Magnesium (ligand? aspartate?) (MagNezyum™?): Chronic stress reduces intracellular magnesium [93]. Aging effects sleep and magnesium reverses these age-related effects and promotes sleep [94]. EEG blood magnesium levels are under strong genetic control, whereas brain magnesium levels are not [95]. Optimal levels of magnesium are required for normal sleep regulation [96].

EZ-Sleep™ complex: additional components

The final components of EZ-Sleep™ are supplements and proprietary complexes involved in antioxidant support and sleep mechanism facilitation.

Protykin (50%): Protykin is an extract of Polygonumcuspidatum which supplies antioxidant and hormone support.

Potassium

Synaptamine Proprietary Complex: Table 2 lists the relative dosages and summarizes the clinical support for the ingredients of EZSleep ™.

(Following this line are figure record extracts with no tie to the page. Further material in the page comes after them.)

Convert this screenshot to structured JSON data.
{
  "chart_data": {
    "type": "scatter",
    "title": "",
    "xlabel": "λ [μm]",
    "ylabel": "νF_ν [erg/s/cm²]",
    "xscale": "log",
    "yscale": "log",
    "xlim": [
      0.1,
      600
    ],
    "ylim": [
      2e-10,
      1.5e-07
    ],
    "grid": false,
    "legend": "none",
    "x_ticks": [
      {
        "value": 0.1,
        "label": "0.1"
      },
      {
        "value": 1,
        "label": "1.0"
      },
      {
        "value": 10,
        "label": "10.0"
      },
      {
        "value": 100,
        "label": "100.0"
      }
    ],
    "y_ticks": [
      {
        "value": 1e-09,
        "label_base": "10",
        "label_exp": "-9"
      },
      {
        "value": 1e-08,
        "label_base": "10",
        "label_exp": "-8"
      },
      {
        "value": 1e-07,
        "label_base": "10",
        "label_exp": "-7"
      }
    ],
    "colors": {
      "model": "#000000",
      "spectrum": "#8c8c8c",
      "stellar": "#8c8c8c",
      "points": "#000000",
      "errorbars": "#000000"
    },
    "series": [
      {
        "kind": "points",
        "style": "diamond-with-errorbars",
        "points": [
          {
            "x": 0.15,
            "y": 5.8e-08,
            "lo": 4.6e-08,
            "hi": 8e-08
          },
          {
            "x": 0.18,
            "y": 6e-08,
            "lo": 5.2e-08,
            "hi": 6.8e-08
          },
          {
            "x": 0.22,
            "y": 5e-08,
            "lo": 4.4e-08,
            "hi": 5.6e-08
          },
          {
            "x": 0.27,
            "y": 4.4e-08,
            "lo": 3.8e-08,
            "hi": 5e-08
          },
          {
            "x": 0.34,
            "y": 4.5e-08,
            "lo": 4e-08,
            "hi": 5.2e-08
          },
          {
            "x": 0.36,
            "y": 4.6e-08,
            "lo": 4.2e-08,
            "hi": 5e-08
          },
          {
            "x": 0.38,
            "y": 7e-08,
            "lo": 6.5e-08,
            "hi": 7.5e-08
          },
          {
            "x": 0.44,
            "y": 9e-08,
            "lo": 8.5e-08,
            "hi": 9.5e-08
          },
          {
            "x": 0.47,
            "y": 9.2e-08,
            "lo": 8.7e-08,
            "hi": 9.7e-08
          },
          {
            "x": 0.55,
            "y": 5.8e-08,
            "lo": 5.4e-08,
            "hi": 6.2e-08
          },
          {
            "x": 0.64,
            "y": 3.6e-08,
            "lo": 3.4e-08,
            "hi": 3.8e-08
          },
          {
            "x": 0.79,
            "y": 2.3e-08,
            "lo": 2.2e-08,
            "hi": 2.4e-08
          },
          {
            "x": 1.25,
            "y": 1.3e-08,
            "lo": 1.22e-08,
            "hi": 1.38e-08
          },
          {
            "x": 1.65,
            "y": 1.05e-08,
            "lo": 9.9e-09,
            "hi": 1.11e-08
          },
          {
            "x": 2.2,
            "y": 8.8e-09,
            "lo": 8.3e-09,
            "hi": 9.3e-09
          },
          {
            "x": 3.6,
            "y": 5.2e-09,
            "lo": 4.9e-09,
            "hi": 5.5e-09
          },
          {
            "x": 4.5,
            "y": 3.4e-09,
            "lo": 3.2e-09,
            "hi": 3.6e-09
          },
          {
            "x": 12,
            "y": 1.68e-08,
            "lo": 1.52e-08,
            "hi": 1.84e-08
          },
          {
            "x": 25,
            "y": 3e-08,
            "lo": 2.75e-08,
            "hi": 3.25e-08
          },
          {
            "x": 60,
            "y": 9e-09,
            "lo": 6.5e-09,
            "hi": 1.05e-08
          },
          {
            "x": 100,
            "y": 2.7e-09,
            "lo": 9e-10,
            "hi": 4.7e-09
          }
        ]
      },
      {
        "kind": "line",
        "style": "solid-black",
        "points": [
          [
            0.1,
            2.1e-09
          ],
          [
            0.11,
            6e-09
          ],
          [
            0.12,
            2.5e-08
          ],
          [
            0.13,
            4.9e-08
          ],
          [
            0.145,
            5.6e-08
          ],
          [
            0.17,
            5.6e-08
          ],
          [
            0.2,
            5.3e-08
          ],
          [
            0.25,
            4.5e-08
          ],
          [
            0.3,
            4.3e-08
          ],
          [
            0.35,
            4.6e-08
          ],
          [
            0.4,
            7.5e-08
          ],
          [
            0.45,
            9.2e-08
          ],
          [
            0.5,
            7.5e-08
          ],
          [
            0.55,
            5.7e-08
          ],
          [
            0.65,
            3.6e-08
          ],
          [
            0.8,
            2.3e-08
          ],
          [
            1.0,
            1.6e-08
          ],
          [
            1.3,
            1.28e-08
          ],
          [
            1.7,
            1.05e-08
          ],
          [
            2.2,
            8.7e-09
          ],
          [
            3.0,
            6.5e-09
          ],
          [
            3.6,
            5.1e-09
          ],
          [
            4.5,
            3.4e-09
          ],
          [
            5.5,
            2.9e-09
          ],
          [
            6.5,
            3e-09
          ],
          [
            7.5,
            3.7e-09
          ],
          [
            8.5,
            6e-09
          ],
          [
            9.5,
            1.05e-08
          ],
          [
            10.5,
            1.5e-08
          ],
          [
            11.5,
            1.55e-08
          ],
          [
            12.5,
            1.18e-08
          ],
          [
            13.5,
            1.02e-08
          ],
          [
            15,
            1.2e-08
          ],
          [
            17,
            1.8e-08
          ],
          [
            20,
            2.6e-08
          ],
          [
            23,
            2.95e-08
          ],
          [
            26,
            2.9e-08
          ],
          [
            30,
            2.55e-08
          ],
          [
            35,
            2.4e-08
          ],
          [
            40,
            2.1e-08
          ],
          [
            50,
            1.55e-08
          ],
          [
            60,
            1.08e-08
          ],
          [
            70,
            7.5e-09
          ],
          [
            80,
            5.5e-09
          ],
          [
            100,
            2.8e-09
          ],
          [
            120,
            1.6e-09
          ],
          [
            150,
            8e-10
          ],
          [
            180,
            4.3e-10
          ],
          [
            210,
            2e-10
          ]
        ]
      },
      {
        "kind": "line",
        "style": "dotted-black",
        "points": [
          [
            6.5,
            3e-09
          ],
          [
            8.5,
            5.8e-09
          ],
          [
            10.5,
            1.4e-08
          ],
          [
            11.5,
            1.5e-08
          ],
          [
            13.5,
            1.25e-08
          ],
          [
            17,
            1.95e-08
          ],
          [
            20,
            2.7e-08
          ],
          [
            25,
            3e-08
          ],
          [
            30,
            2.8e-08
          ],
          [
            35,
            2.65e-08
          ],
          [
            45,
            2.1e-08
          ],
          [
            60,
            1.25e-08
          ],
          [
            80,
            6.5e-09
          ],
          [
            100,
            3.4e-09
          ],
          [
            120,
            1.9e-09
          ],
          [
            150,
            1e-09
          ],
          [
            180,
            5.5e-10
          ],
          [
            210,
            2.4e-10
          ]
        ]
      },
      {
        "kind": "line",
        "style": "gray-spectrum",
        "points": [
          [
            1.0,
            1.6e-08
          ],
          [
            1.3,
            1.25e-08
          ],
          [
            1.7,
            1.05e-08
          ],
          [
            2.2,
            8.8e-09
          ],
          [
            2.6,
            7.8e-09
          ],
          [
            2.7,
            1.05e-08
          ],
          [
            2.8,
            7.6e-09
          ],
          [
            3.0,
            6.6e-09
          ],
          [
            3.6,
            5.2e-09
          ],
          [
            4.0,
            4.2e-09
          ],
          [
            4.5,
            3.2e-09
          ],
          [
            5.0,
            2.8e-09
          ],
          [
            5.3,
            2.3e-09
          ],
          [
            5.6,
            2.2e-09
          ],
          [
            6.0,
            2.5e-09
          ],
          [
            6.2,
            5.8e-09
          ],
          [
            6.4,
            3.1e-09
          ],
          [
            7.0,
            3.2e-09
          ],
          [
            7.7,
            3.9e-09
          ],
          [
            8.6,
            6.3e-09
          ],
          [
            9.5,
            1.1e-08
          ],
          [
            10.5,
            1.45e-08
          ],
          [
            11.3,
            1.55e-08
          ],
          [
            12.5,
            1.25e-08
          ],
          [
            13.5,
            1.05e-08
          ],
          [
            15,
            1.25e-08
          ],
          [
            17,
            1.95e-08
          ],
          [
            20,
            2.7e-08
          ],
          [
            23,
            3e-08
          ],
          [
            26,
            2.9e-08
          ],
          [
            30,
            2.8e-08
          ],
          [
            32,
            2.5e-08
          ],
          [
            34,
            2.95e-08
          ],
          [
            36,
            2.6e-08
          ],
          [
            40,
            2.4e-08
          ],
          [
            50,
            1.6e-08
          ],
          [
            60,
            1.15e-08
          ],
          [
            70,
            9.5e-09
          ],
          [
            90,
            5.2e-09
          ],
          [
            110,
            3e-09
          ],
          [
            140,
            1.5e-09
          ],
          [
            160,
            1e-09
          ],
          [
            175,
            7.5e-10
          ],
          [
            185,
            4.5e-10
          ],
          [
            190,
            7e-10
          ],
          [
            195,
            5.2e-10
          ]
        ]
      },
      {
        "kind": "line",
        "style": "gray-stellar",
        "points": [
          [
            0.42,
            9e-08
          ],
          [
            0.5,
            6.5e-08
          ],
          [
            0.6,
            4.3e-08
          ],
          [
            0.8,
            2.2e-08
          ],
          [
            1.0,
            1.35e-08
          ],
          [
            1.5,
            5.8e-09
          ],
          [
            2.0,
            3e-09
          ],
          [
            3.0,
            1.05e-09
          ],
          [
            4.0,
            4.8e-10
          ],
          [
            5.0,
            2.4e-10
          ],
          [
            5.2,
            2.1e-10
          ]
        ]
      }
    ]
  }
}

Table 2: Clinical support for ingredients of EZ-Sleep™: the relative dosage and scientific findings in clinical support of various ingredients to be utilized in the EZ-Sleep™ formula.

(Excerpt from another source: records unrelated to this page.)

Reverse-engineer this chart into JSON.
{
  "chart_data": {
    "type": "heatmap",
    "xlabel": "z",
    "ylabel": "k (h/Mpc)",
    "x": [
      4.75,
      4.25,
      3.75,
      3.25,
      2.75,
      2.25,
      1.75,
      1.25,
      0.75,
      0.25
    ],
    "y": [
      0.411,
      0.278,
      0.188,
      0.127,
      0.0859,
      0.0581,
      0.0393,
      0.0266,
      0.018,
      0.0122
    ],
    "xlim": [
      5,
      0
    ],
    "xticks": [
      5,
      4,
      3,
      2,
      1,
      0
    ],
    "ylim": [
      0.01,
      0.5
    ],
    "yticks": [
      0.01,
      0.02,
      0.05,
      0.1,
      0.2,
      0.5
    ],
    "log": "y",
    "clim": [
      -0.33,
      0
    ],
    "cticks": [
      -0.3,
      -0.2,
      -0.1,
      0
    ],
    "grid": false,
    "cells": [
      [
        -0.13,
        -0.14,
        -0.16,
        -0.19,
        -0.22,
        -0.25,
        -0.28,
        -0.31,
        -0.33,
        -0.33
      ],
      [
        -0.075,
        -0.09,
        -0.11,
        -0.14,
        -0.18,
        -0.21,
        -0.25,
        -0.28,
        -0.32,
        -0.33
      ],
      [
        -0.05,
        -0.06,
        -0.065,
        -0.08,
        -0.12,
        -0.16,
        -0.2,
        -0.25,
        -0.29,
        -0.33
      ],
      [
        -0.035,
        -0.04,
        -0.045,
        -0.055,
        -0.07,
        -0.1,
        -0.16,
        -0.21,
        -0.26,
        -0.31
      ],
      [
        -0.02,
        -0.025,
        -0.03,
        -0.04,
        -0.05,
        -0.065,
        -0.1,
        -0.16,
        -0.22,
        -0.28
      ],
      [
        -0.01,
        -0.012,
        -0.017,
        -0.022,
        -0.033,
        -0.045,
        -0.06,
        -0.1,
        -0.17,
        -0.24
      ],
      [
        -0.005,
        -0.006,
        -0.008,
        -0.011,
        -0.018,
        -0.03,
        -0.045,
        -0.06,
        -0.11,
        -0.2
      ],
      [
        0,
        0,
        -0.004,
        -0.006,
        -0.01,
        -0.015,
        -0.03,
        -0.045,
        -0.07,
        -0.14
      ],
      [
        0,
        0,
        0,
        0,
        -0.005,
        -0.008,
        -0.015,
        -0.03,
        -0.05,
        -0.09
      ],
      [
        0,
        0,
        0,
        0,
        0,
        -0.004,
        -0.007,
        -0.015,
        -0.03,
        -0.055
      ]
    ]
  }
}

The issue of insomnia is a global phenomenon which requires additional in-depth research. Insomnia especially in alcoholdependent patients, for example, may lead to suicide. It is noteworthy that childhood sleep problems predict the onset of drinking in boys [97]. We now know that while there are multifaceted reasons for sleep problems and disturbances (e.g. sleep drive homeostasis, circadian rhythm physiology and genetic influences), the scientific community has not been able to deliver and appropriate solution. Some benefit has been noted with cognitive behavioral therapy, but it has minimal effects in patients relapsing from drugs especially alcohol, cocaine and opiates. While there are a number of pharmaceutical drugs developed to treat insomnia, most have associated side effects and even addiction liability. We do know that benzodiazepines hijack the midbrain dopamine system leading to addiction. Finally, Lima et al. [34] proposed that dopamine D2 receptors are involved rapid eye movement sleep, suggesting as we have proposed herein that dopaminergic activation is one mechanism worthwhile exploring in the future [34]. The concepts presented herein on potential nutrigenomics therapy warrants further in-depth analysis [98-105].

The writing of this paper was supported in part by funds from the National Institutes of Health, NIAAA (RO1-AA07112 and K05-AA00219) and the Medical Research Service of the US Department of Veterans Affairs (MOB). TS is partially support by SAHMSA grants as well. The writing of this paper was funded in-part by a grant awarded to Kenneth Blum and Eric R. Braverman from Life Extension Foundation, Ft. Lauderdale, Florida to PATH Foundation NY.

Kenneth Blum, PhD, holds US and foreign patents on nutraceutical complex. Kenneth Blum, Bernard W. Downs, Margaret Madigan are owners and employees of IGENE and Impact Genomics. There are no other conflicts.